Baltic-German artist

Johann Heinrich Baumann (Johans Heinrihs Baumanis; 9 February 1753 – 29 July 1832) was a Baltic German artist who mainly lived and worked in what is today Latvia.

==Early life and education==
Johann Heinrich Baumann was born in Jelgava (Mitau) into a German-speaking family. He was the son of the pastor and general superintendent of Mitau, Joachim Baumann.

==University==
Baumann went to University of Erfurt to study theology in 1773–1776. However, in Erfurt he took up painting, under the influence of Jacob Samuel Beck (1715–1778), a notable local painter specialising in animal portraits in the then-prevailing Baroque style. After his studies, Baumann returned to his Baltic homeland Courland but would henceforth pursue a career as an artist and not as a priest.

==Travels==
Being a keen hunter, Baumann travelled as far as present-day Lithuania, Russia and Belarus on hunting expeditions. He also wrote anecdotal, whimsical short stories about his hunting adventures, for which he has been called the "Munchausen of Courland". His outdoors interests also came to dominate his art completely, which is an unusual blend of skillfulness and professionalism mixed with naivety and slovenliness.
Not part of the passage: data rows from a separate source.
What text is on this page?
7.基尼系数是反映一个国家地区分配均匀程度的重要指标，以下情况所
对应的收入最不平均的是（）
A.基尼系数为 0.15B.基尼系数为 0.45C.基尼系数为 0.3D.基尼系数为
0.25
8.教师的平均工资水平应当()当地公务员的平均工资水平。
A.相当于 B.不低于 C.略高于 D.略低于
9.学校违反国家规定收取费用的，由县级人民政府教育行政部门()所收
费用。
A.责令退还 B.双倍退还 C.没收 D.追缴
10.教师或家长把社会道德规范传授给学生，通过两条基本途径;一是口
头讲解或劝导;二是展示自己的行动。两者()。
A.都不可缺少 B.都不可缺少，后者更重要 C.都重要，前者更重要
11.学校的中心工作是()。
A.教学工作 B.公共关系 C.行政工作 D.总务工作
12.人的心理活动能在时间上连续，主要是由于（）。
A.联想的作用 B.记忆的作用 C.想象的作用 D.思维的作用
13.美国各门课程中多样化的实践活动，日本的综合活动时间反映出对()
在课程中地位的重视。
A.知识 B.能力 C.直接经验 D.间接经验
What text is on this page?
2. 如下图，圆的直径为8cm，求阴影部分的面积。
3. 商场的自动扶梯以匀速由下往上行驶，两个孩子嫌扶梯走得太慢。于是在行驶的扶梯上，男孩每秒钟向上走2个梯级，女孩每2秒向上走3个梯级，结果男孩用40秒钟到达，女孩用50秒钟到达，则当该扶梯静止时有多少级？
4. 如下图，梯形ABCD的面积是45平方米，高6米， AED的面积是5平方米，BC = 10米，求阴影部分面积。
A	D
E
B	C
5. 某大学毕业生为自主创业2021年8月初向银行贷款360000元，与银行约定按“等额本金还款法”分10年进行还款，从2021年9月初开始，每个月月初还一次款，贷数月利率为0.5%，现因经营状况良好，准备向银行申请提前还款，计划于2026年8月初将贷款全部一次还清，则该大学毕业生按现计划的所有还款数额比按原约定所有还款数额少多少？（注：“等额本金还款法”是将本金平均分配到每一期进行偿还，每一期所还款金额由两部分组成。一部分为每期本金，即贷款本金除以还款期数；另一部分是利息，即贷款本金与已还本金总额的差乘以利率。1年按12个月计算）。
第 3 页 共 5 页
Almost all his known paintings depict animals, hunting scenes or related subjects. His style is perhaps best characterised as a provincial form of Baroque, inspired to some extent by similar motives in Dutch Golden Age painting, executed in a highly personal way. Although he never became recognised as a major artist in Imperial Russia, he was still acknowledged by a special mention of the Imperial Academy of Arts in 1786. He is reputed to have painted over 1700 paintings, however only 43 surviving paintings are safely attributed to him today.

==Playwriting==
Baumann was also one of the first authors in present-day Latvia to write plays for the stage in Latvian.